As surprised as New Mexico was, so were the Gators. Florida women's coach Jill Briles-Hinton handled the miscommunication with grace. The scoreboard is ultimately the official result, she explained. Yet another reason why this woman deserves serious consideration for women's national coach of the year. Briles-Hinton set a tremendous example for her team, even if it was painful--and awkward--award ceremony.
What made this whole thing interesting, in my mind, was watching the Lobos come to the ceremony and learn they actually had won. You forget sometimes how exciting this can be, how meaningful a victory is to these college kids--Britney Choy (third place individually), Mikaela Backstedt (T-4), Alexandra Phelps (T-4), Jodi Ewart (T-18) and Morgan Grantham (T-68). It was the team's first win of the season and sets the 25th ranked team in the latest Golf World/NGCA coaches' poll up well for the upcoming postseason.
The Lobos, as did the entire field, had to deal with some incredible rain Tuesday that saw the second round begin, but not end as play was cancelled and the second round had a Wednesday restart. While skies were sunny, the conditions were still brutal with the winds of 25 to 30 mph creating incredibly trying conditions: The day's low score was a four-over 76 from Florida's Whitney Myers and Kansas State's Michelle Regan, and just 15 of 90 rounds were in the 70s.
Individually, Arkansas senior Stacy Lewis' 77 on the day and seven-over 151 total was enough to secure medalist honors.

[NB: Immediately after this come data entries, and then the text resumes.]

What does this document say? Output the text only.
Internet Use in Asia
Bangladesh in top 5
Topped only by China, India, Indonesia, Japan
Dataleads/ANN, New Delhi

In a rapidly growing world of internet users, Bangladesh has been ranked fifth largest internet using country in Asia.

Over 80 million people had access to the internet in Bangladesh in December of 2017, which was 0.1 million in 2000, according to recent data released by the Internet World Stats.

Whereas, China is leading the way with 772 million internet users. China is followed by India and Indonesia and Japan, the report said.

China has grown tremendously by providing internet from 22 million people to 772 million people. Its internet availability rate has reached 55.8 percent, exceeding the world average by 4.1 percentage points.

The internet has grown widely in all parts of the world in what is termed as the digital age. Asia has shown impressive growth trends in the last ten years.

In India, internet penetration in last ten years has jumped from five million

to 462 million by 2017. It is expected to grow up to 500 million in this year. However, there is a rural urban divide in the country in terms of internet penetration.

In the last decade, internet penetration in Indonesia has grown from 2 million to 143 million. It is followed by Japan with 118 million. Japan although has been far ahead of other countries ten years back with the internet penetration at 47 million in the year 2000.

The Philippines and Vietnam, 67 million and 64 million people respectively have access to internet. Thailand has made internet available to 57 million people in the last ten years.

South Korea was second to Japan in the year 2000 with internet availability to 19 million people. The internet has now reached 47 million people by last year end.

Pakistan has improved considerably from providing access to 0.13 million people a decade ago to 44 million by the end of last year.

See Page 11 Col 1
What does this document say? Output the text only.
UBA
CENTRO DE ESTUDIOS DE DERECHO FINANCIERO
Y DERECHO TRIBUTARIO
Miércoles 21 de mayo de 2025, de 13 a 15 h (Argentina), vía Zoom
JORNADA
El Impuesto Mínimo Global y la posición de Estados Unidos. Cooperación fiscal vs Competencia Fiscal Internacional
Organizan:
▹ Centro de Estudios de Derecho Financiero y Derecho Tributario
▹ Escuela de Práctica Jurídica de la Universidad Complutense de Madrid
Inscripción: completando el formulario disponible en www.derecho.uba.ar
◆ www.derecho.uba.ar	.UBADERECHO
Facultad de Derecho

Perhaps no one was more surprised by the fact than Lewis herself. "When I was out there I didn't think it was playing all that hard," said Lewis, who also won this event as a redshirt freshman in 2005. "I was sure that somebody was shooting somewhere around par."
Playing in a shotgun format, Lewis made a six-foot birdie on her final hole (No. 3), while Myers, the eventual runner-up at eight-over 152, made a bogey on her last hole (No. 18).
The victory was Lewis' 10th of her standout college career, and yet she too demonstrated that winning is still pretty special, even if you've gotten the knack of it. "It's a nice feeling when your game isn't at its best and you can still win," Lewis said. "It's a pretty neat to know you can do that."